The Log is a data structure which acts as unifying abstraction for real-time data.
The most important background article about The Log can be found on the LinkedIn Blog - a great introduction which explains the rationale behind building Kafka, which is de-facto standard of distributed logs!
We are assessing this pattern as TRY instead of adopt (for now), because I see it as highly relevant in many architectures; though we did not apply the pattern in many real world projects yet in full depth.
- the log can be used a unifying structure in a distributed system, decoupling data producers and consumers
- captures state changes (though events which are entries in the log), which contains more information than just storing the current state.
- also related to Event Sourcing / CQRS, which applies very similar principles for the application architecture domain.
- for legacy (e.g. database) systems, it can be sometimes hard to extract the event / log information. Projects which can help there:
- Debezium: Reads the Postgres WAL, or Mysql Transaction log and publishes changes to Kafka.
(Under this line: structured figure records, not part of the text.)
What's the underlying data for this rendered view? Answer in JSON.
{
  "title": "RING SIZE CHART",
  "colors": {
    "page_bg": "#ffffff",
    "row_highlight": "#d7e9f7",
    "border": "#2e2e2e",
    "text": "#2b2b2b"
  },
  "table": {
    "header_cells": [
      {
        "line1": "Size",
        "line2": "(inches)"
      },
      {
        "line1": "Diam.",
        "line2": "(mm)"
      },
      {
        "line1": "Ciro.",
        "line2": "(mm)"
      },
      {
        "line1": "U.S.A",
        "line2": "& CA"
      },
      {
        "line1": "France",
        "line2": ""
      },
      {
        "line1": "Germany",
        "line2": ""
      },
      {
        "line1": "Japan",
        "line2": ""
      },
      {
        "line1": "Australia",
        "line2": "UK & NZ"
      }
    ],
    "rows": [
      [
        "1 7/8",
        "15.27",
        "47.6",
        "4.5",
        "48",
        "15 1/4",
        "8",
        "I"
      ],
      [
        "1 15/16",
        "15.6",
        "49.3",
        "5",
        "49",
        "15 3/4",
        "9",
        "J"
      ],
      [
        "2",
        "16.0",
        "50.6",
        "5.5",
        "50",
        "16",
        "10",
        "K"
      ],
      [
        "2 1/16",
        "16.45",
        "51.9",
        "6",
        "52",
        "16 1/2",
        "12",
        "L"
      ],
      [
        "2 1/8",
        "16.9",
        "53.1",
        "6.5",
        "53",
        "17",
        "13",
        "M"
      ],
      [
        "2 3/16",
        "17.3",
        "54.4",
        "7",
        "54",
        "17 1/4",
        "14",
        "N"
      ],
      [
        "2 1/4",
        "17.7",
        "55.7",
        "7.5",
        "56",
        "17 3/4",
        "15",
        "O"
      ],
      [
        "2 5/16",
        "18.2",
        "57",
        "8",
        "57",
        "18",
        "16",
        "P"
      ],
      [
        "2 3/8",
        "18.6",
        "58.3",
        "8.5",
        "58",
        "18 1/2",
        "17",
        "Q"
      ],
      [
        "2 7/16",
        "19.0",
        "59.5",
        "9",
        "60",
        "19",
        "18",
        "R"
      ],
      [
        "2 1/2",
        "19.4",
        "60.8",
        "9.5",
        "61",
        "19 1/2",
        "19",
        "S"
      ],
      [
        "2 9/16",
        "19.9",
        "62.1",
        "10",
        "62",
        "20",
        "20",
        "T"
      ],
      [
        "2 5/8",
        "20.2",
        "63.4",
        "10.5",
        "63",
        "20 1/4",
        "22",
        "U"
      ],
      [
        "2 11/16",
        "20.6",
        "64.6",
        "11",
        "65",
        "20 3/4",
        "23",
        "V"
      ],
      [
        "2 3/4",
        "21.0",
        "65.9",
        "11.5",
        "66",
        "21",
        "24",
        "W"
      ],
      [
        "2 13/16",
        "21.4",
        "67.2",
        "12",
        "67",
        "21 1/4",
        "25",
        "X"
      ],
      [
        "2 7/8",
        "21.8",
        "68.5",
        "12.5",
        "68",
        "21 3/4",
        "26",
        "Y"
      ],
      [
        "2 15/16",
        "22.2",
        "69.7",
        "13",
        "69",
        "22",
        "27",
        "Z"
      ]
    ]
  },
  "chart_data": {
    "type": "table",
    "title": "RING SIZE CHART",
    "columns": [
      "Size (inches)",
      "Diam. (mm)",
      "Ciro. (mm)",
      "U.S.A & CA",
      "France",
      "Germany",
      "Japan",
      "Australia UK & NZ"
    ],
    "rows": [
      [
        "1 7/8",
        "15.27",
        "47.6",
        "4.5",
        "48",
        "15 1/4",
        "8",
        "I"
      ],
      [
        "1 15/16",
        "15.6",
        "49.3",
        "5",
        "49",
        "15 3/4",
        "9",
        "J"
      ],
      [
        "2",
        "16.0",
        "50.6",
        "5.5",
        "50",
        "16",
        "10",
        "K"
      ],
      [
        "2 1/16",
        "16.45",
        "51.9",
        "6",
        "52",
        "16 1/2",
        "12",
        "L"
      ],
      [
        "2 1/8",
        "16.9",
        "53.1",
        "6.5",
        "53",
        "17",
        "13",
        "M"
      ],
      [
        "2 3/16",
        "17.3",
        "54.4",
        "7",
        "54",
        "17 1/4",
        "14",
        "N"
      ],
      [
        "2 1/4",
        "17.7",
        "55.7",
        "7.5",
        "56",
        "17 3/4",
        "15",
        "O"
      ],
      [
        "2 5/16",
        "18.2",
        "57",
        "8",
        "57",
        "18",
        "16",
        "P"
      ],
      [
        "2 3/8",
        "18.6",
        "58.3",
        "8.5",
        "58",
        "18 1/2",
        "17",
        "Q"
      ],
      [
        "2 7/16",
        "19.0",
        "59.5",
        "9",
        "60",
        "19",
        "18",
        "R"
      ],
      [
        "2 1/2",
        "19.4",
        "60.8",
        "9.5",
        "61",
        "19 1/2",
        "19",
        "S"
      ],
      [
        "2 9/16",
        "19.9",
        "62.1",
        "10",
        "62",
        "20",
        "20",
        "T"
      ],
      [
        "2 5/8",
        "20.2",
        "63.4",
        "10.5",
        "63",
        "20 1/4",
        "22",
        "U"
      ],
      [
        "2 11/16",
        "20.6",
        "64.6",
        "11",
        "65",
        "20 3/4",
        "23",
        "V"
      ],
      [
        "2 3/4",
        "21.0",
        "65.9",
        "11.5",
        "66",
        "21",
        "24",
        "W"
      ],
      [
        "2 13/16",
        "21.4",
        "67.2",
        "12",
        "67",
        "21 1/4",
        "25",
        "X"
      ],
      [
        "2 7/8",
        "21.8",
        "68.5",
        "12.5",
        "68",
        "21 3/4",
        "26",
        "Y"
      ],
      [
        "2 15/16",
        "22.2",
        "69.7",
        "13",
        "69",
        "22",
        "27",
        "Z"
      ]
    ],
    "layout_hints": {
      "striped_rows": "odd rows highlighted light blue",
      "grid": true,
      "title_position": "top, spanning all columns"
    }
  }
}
- Lapidus does the same as Debrezium, but can also publish to Nats Streaming.
- The Postgres Replication Slots feature together with wal2json or jsoncdc can be used (lowlevel).
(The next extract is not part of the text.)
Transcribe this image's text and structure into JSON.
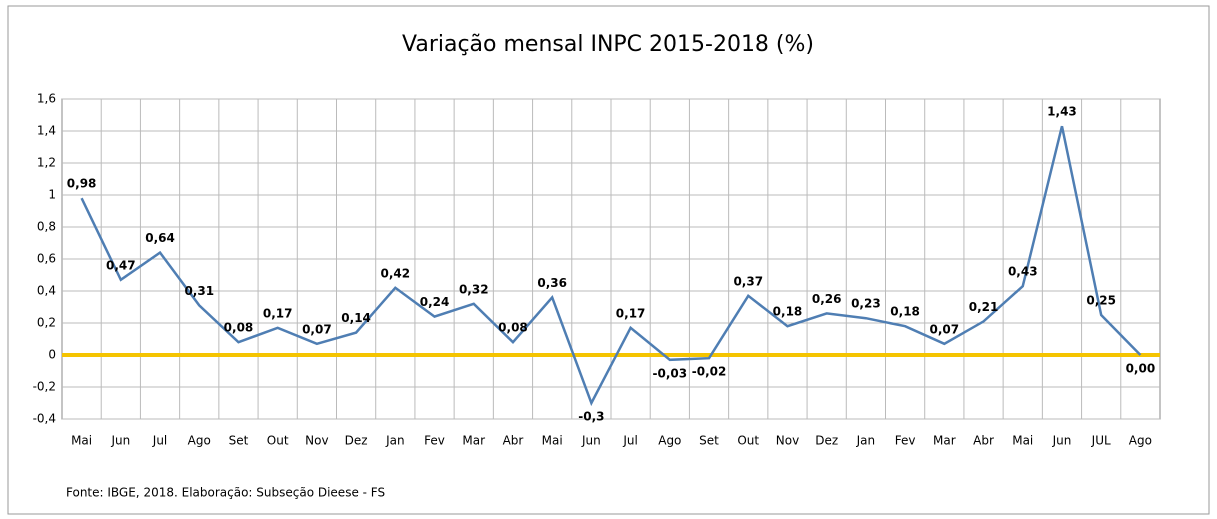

- Transicator does something similarish it seems; but also contains a complete HTTP server.
- To ensure the log contains all information, you should use the log as primary communication pattern between systems. The utility of the log shrinks with every additional communication side-channel being created.
Log Storage Solutions
- Apache Kafka: The "grandfather" of distributed logs, the de-facto standard in many bigger deployments. Written in Java. Has a fat client with more logic, as it has to remember the position in the stream. Needs zookeeper, that's why I personally would refrain from using it in smaller deployments.
- Nats Streaming: Lightweight log storage written in Go. Not just the client can remember the stream position, but also the server can remember the client's position in the stream - which makes the clients thinner. Soon has HA/Clustering support! Currently my recommendation for our kinds of projects.
- Redis Streams (soon, starting with Redis 5.0): If you use Redis already, very easy to get started with. Drawback: The full stream has to fit in memory; so for infinite logs this is not an option. May be an option for limited-size logs (with a retention time of e.g. a few days).
For broader context and related tools, see queues.io, which links many projects in this space (and Kafka/Nats are also in this list).